Case Name: Charles F. Bandel, Plaintiff, v. The City of New York, The Board of Health of the City of New York, Defendants
Court: New York Supreme Court
Jurisdiction: New York
Decision Date: 1910-09
Citations: 69 Misc. 93
Docket Number: 
Parties: Charles F. Bandel, Plaintiff, v. The City of New York, The Board of Health of the City of New York, Defendants.
Judges: 
Reporter: New York Miscellaneous Reports
Volume: 69
Pages: 93–96

Head Matter:
Charles F. Bandel, Plaintiff, v. The City of New York, The Board of Health of the City of New York, Defendants.
(Supreme Court, Kings Special Term,
September, 1910.)
Constitutional law — Privileges and immunities of citizens and equal protection of laws — Discrimination against particular classes of persons — Doctors of osteopathy.

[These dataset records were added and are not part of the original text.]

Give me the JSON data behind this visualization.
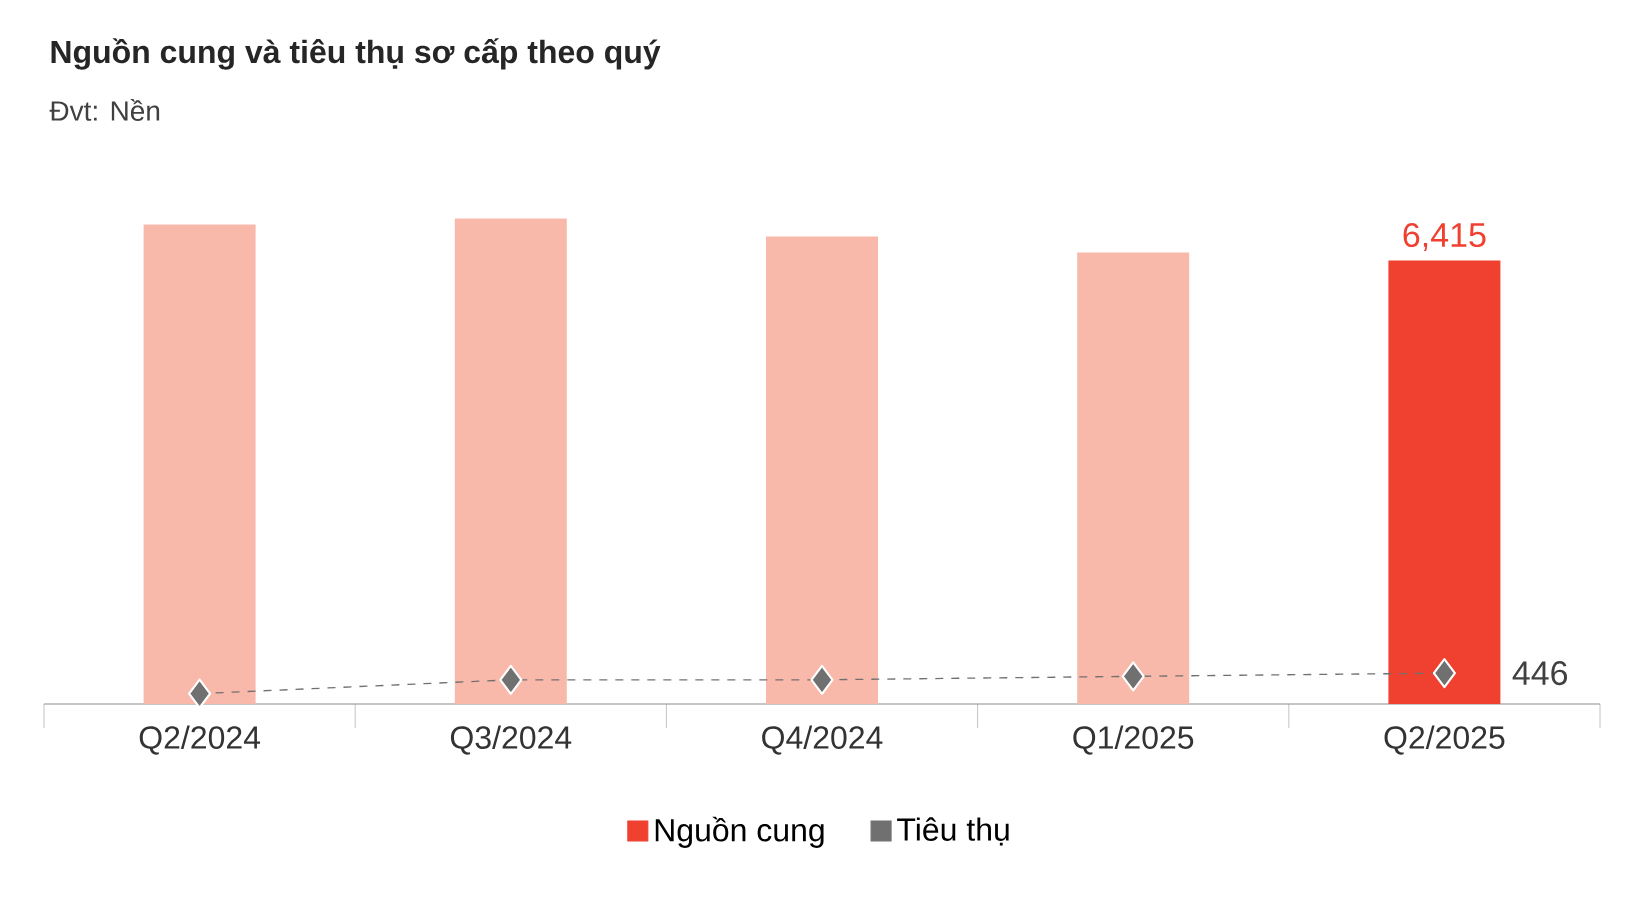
{
  "chart_data": {
    "type": "bar",
    "title": "Nguồn cung và tiêu thụ sơ cấp theo quý",
    "subtitle": "Đvt: Nền",
    "categories": [
      "Q2/2024",
      "Q3/2024",
      "Q4/2024",
      "Q1/2025",
      "Q2/2025"
    ],
    "series": [
      {
        "name": "Nguồn cung",
        "color": "#f04030",
        "colors": [
          "#f9b9aa",
          "#f9b9aa",
          "#f9b9aa",
          "#f9b9aa",
          "#f04030"
        ],
        "values": [
          6935,
          7022,
          6762,
          6531,
          6415
        ],
        "value_labels": [
          null,
          null,
          null,
          null,
          "6,415"
        ]
      },
      {
        "name": "Tiêu thụ",
        "type": "line",
        "color": "#707070",
        "marker": "diamond",
        "line_style": "dashed",
        "values": [
          150,
          350,
          350,
          400,
          446
        ],
        "value_labels": [
          null,
          null,
          null,
          null,
          "446"
        ]
      }
    ],
    "legend": "bottom"
  }
}
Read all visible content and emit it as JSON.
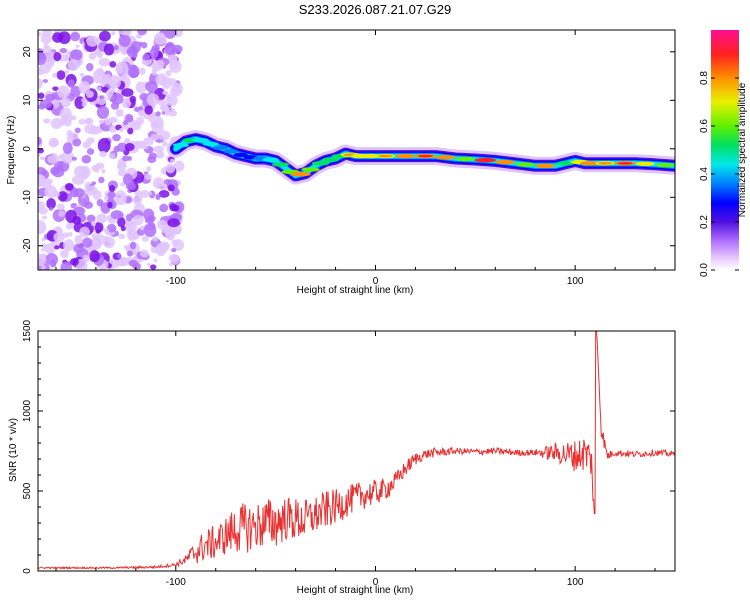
{
  "title": "S233.2026.087.21.07.G29",
  "chart_data": [
    {
      "type": "heatmap",
      "name": "spectrogram",
      "xlabel": "Height of straight line (km)",
      "ylabel": "Frequency (Hz)",
      "xlim": [
        -169,
        150
      ],
      "ylim": [
        -25,
        24.5
      ],
      "xticks": [
        -100,
        0,
        100
      ],
      "yticks": [
        -20,
        -10,
        0,
        10,
        20
      ],
      "colorbar": {
        "label": "Normalized spectral amplitude",
        "range": [
          0,
          1
        ],
        "ticks": [
          "0.0",
          "0.2",
          "0.4",
          "0.6",
          "0.8"
        ],
        "tick_values": [
          0,
          0.2,
          0.4,
          0.6,
          0.8
        ],
        "colors": [
          "#ffffff",
          "#e8c8ff",
          "#b070ff",
          "#5010e0",
          "#0000ff",
          "#0080ff",
          "#00e8e8",
          "#00e060",
          "#60f000",
          "#e8f000",
          "#ff9000",
          "#ff2020",
          "#ff1090"
        ]
      },
      "noise_region_x": [
        -169,
        -98
      ],
      "ridge": {
        "x": [
          -100,
          -95,
          -90,
          -85,
          -80,
          -75,
          -70,
          -65,
          -60,
          -55,
          -50,
          -45,
          -40,
          -35,
          -30,
          -25,
          -20,
          -15,
          -10,
          -5,
          0,
          10,
          20,
          30,
          40,
          50,
          60,
          70,
          80,
          90,
          100,
          105,
          110,
          120,
          130,
          140,
          150
        ],
        "freq": [
          0,
          1.5,
          2,
          1.5,
          0.5,
          0,
          -1,
          -1.5,
          -2,
          -2,
          -2.5,
          -4,
          -5.5,
          -5,
          -3.5,
          -2.5,
          -2,
          -1,
          -1.5,
          -1.5,
          -1.5,
          -1.5,
          -1.5,
          -1.5,
          -2,
          -2.2,
          -2.5,
          -3,
          -3.5,
          -3.5,
          -2.5,
          -3,
          -3,
          -3,
          -3,
          -3.2,
          -3.5
        ],
        "amplitude": [
          0.5,
          0.6,
          0.55,
          0.5,
          0.45,
          0.4,
          0.35,
          0.35,
          0.4,
          0.55,
          0.6,
          0.7,
          0.85,
          0.7,
          0.6,
          0.6,
          0.65,
          0.8,
          0.75,
          0.75,
          0.8,
          0.85,
          0.9,
          0.85,
          0.7,
          0.95,
          0.85,
          0.7,
          0.85,
          0.6,
          0.75,
          0.85,
          0.8,
          0.9,
          0.75,
          0.7,
          0.6
        ]
      }
    },
    {
      "type": "line",
      "name": "snr",
      "xlabel": "Height of straight line (km)",
      "ylabel": "SNR (10 * v/v)",
      "xlim": [
        -169,
        150
      ],
      "ylim": [
        0,
        1500
      ],
      "xticks": [
        -100,
        0,
        100
      ],
      "yticks": [
        0,
        500,
        1000,
        1500
      ],
      "series": [
        {
          "name": "SNR",
          "color": "#e83030",
          "x": [
            -169,
            -150,
            -130,
            -110,
            -100,
            -95,
            -90,
            -85,
            -80,
            -75,
            -70,
            -65,
            -60,
            -55,
            -50,
            -45,
            -40,
            -35,
            -30,
            -25,
            -20,
            -15,
            -10,
            -5,
            0,
            5,
            10,
            15,
            20,
            25,
            30,
            40,
            50,
            60,
            70,
            80,
            90,
            95,
            100,
            105,
            108,
            110,
            111,
            113,
            116,
            120,
            130,
            140,
            150
          ],
          "y": [
            20,
            20,
            20,
            25,
            40,
            70,
            120,
            160,
            180,
            220,
            260,
            270,
            280,
            300,
            300,
            330,
            320,
            320,
            350,
            380,
            400,
            430,
            460,
            480,
            490,
            510,
            560,
            640,
            700,
            730,
            740,
            750,
            745,
            750,
            740,
            740,
            740,
            730,
            720,
            740,
            700,
            300,
            1450,
            900,
            720,
            740,
            730,
            740,
            730
          ],
          "noise": [
            5,
            5,
            5,
            8,
            12,
            30,
            80,
            100,
            110,
            120,
            150,
            160,
            150,
            160,
            160,
            140,
            140,
            130,
            120,
            120,
            110,
            100,
            90,
            90,
            80,
            70,
            60,
            50,
            40,
            30,
            30,
            20,
            20,
            20,
            20,
            20,
            60,
            80,
            100,
            120,
            120,
            80,
            0,
            60,
            30,
            20,
            20,
            20,
            20
          ]
        }
      ]
    }
  ]
}
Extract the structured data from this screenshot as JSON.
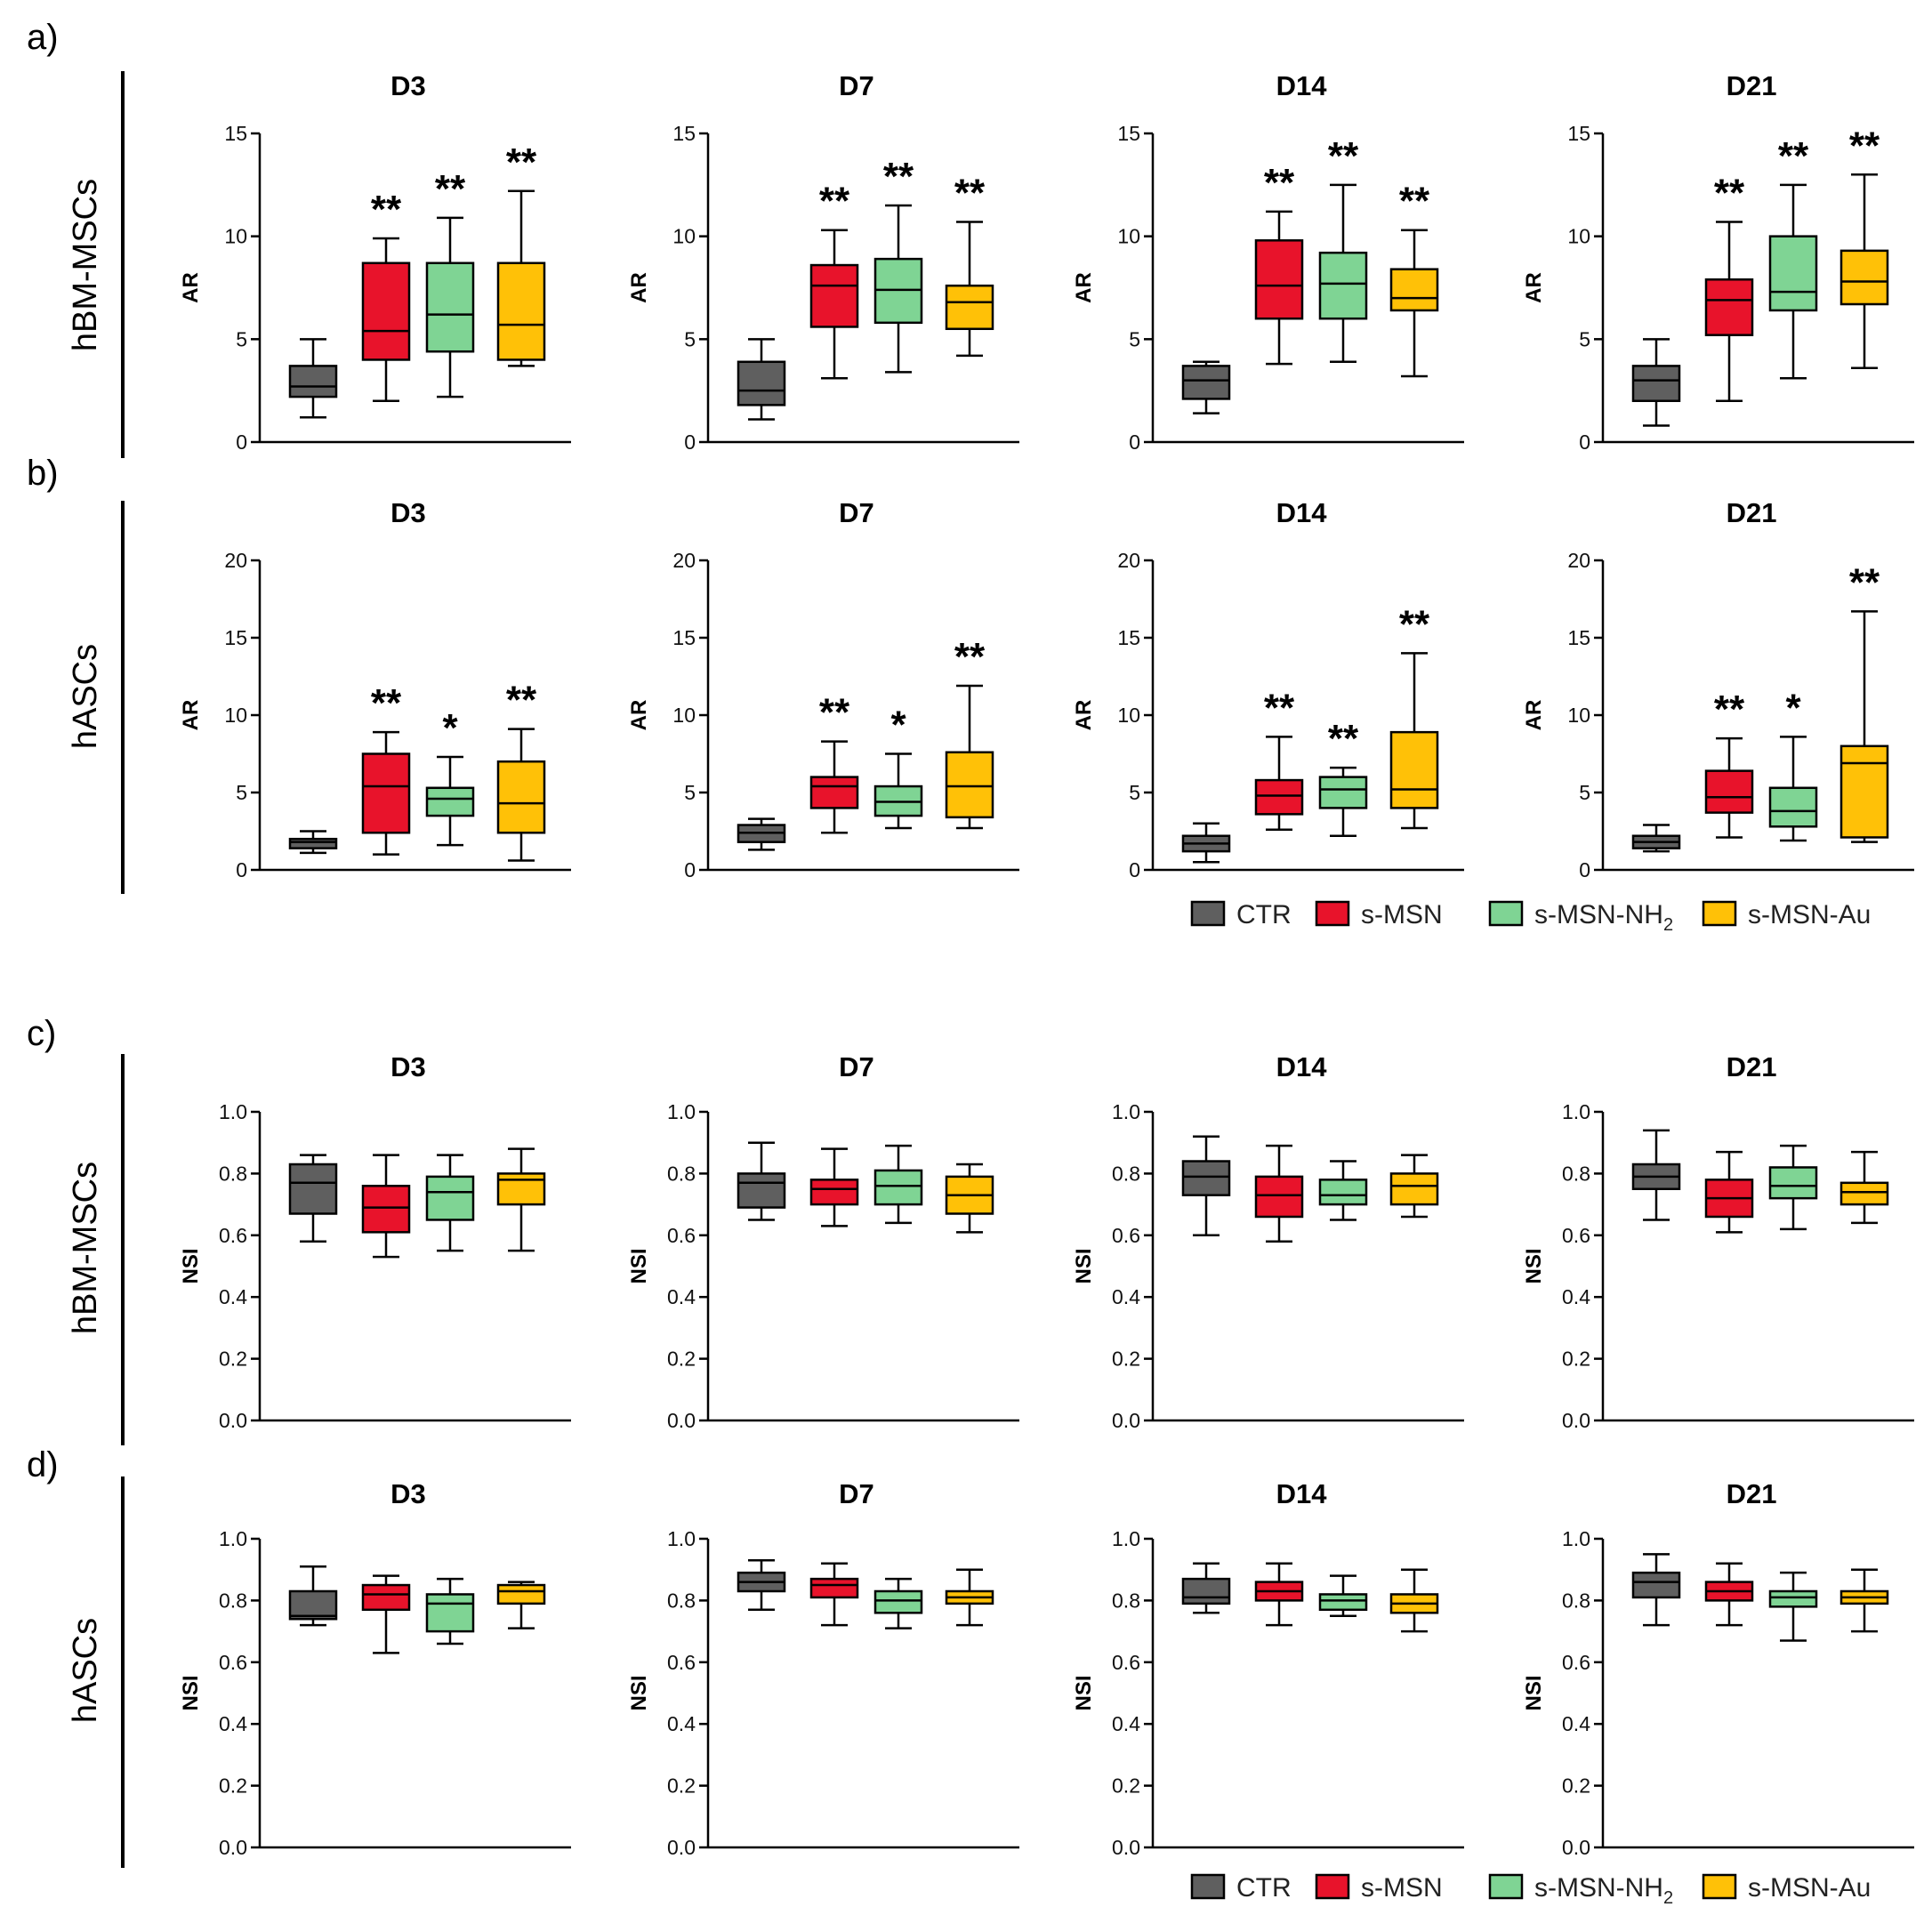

Doctors of osteopathy are not denied the equal protection of the laws nor are they unlawfully discriminated against by an ordinance of the board of health of the city of New York requiring, as a condition of the granting of a transit permit for the removal or burial of the remains of a deceased person, a certificate signed by a physician on whom has been conferred the degree of doctor of medicine; since, even if the theoretical education of a doctor of osteopathy be of a standard equal to that of doctor of medicine, after he enters on his profession his practice is so restricted that it does not appear he can make the tests by which alone many diseases can be certainly detected.
Demurrer to a complaint seeking to enjoin the enforcement of section 163a of the Sanitary Code of the city of New York.
Archibald R. Watson, Corporation Counsel (James D. Bell and P. E. Callahan, of counsel), for demurrer.
O’Brien, Boardman, Platt & Littleton (Martin W. Little-ton, of counsel), opposed.

Opinion:
Putnam, J.
The right of the osteopaths to be registered as physicians in the health department of the city of New York has been sustained. Matter of Bandel v. Dept. of Health, 193 N. Y. 133. The court also declared them qualified to give certificates as to the cause of death, but the opinion (Vann, J.) also stated: "While, doubtless, the department of health can make stringent regulations as to the persons whose certificates of death it will accept for the purpose of a burial permit, it is sufficient to say that, so far as appears, when this proceeding was commenced it had not made any regulation which excluded licensed osteopaths from the right to give such certificates." p. 140.